Parlangeli continued to teach at the Florida high school and was “eventually reassigned to a Marianist community house in Baltimore, Maryland, where he sodomized another boy and was thereafter released from his vows,” court records say.
The Marianists and Archdiocese of Miami reportedly settled the suit.
The Journal-News conducted a series of email interviews with Vasquez last year as part of an investigation into the religious order’s handling of sex abuse claims. In a previously unpublished interview, the newspaper asked about Parlangeli case. Vasquez responded: “The court records show that the case is shameful.”

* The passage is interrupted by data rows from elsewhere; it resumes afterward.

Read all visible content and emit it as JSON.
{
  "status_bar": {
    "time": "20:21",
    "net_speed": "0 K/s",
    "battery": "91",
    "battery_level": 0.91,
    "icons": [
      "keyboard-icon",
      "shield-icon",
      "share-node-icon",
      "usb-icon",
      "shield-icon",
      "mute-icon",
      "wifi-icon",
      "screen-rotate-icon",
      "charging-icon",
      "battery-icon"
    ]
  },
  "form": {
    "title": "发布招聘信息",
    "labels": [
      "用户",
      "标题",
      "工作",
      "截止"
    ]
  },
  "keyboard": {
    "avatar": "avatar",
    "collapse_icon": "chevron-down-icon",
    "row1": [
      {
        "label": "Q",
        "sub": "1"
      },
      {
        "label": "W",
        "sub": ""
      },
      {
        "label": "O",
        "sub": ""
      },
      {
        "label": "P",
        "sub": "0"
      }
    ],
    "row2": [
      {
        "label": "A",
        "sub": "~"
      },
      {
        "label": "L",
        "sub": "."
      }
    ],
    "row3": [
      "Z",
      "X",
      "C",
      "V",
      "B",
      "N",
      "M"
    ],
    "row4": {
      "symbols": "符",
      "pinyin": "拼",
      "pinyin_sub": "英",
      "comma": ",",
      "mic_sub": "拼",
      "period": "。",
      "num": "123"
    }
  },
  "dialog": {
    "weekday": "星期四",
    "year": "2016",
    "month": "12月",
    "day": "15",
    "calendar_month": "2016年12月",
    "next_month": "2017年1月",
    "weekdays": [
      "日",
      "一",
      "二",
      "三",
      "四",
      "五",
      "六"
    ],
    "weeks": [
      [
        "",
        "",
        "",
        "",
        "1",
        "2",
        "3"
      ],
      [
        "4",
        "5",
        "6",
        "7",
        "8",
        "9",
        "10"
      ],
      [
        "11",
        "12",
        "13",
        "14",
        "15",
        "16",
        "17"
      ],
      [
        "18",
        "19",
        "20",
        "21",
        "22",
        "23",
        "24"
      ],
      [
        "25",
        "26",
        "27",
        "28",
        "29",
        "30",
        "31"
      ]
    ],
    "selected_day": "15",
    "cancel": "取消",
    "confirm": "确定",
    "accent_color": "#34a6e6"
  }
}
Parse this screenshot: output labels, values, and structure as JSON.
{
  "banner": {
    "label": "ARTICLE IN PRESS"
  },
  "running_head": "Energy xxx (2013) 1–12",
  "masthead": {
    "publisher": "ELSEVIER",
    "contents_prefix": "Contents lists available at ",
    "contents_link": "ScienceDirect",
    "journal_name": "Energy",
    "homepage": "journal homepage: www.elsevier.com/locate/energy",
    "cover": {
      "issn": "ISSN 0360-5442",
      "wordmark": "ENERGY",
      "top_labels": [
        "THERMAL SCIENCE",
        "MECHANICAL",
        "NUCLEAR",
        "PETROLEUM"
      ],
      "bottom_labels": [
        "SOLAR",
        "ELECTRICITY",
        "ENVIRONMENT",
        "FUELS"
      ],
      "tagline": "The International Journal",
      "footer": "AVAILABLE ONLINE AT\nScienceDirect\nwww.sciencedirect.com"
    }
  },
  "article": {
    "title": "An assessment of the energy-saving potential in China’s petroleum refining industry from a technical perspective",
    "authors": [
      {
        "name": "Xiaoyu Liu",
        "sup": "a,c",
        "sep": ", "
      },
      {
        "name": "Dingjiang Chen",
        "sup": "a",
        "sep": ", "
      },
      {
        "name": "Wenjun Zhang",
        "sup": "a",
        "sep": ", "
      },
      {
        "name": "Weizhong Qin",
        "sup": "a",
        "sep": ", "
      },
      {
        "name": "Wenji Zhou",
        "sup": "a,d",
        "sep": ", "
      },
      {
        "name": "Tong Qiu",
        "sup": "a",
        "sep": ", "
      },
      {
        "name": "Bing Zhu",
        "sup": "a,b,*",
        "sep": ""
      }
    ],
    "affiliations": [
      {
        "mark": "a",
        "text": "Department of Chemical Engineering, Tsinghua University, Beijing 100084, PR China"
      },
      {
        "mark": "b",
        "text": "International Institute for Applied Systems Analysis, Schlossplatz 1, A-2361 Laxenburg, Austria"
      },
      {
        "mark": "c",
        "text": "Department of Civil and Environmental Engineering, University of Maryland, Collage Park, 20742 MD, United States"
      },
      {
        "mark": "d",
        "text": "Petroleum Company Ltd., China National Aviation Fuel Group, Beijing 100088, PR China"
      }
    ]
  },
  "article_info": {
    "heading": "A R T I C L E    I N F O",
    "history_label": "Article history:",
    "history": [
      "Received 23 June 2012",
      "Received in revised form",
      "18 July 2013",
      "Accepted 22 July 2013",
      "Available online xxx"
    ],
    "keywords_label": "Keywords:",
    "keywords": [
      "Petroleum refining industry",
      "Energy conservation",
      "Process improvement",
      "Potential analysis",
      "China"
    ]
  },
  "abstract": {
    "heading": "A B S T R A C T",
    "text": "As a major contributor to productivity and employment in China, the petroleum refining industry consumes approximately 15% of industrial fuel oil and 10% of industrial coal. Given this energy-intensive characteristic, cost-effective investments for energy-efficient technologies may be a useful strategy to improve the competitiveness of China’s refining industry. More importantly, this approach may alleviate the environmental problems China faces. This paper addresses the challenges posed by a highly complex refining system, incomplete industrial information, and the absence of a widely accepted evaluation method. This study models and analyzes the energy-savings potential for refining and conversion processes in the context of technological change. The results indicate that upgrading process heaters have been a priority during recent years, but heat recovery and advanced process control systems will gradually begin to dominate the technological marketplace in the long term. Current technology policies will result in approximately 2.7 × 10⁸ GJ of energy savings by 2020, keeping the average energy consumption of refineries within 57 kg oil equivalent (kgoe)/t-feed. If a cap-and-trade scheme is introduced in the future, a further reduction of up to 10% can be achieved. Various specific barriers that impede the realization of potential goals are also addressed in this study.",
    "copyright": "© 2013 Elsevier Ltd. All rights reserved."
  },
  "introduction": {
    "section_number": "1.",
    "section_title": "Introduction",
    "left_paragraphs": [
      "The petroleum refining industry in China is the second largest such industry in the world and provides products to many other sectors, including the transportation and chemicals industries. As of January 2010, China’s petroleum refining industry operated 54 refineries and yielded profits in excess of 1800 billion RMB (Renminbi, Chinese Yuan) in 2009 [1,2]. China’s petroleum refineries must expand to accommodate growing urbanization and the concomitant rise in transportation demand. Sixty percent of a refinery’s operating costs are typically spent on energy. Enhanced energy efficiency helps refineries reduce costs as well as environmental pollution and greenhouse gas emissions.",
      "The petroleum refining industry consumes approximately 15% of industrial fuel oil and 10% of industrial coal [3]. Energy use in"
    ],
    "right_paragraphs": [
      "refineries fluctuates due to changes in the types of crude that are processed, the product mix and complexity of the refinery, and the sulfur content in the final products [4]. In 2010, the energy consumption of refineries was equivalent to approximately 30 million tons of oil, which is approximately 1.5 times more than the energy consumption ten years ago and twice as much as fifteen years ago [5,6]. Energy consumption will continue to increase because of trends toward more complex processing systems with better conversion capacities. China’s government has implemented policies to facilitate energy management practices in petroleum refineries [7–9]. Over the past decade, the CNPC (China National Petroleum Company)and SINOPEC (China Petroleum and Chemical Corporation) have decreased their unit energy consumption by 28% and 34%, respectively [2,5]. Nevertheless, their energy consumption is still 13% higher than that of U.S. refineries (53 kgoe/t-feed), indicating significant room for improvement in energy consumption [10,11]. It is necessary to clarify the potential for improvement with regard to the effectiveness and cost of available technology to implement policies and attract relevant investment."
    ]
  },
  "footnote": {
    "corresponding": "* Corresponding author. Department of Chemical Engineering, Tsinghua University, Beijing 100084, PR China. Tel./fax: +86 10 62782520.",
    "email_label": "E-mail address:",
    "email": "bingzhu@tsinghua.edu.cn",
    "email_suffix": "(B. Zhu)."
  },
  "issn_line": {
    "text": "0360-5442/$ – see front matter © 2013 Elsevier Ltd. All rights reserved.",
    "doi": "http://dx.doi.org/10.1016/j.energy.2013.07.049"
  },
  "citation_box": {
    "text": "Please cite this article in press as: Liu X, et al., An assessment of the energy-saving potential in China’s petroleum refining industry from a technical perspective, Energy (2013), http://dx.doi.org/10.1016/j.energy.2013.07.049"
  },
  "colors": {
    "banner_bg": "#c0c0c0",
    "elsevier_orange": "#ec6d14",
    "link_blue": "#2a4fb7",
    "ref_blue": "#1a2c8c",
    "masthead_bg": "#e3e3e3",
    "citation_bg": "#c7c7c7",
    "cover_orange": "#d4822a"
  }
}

Another Marianist brother on the list with Hamilton Catholic ties was allowed to teach for nearly two decades after he was convicted following accusations he molested a student in Pittsburgh, the Journal-News found.
Bro. Ralph Mravintz pleaded no contest to a disorderly conduct charge related to sexual contact in 1986 at North Catholic High School in Pittsburgh.
Mravintz was back in the classroom the next year, first at a Marianist school in Tennessee and then at two schools in Florida. He taught full time until 1993 and part time until 2004 in Florida, according to his obituary. He died in Dayton in 2006.
When they added Mravintz’s name to the list, the Society of Mary altered online versions of their public death notices of members like Mravintz to remove details about when they worked in specific places, the Journal-News found.
Vasquez said this was done “to protect the privacy of survivors.”
A version of the original death notice is archived on the Bishop Accountability website, which tracks clergy sex abuse.
Asked by the Journal-News last year why Mravintz was permitted to keep working with children after his conviction, Vasquez said: “Looking back, this decision is regrettable and would not be the one taken at present.”
The Marianists said there is no record of Mravintz abusing children after his arrest. But the order did receive in 2014 an additional allegation against Mravintz, claiming abuse from 1962-63 when he was at the Pittsburgh school.
Mravintz taught across Ohio before his arrest — including at schools in Cincinnati and Hamilton, according to his death notice. He served at UD from 1965 to 1974 as director of admissions. There are no known allegations against Mravintz during his time there, according to a UD spokeswoman.
‘Journey towards healing’
The order has changed to take a more critical view of its members and their actions, its leaders say.
The order works with Praesidium, a 25-year-old national organization based in Arlington, Texas. It specializes in helping groups that work with young people, such as churches, schools, recreation and sports groups, and child-care centers.
Meeting the requirements for Praesidium’s accreditation is demanding, Vasquez said.
“In the past two decades, the province has taken significant measures to ensure a safe environment for those with whom we minister. Our policies and procedures are designed to provide the necessary safeguards for those entrusted to our care and prevent future abuse,” he said.
“We recognize that strong policies, and even publishing this list, cannot undo the anguish inflicted on victims, survivors, and their families. We believe that this is an important step on a long journey towards healing.”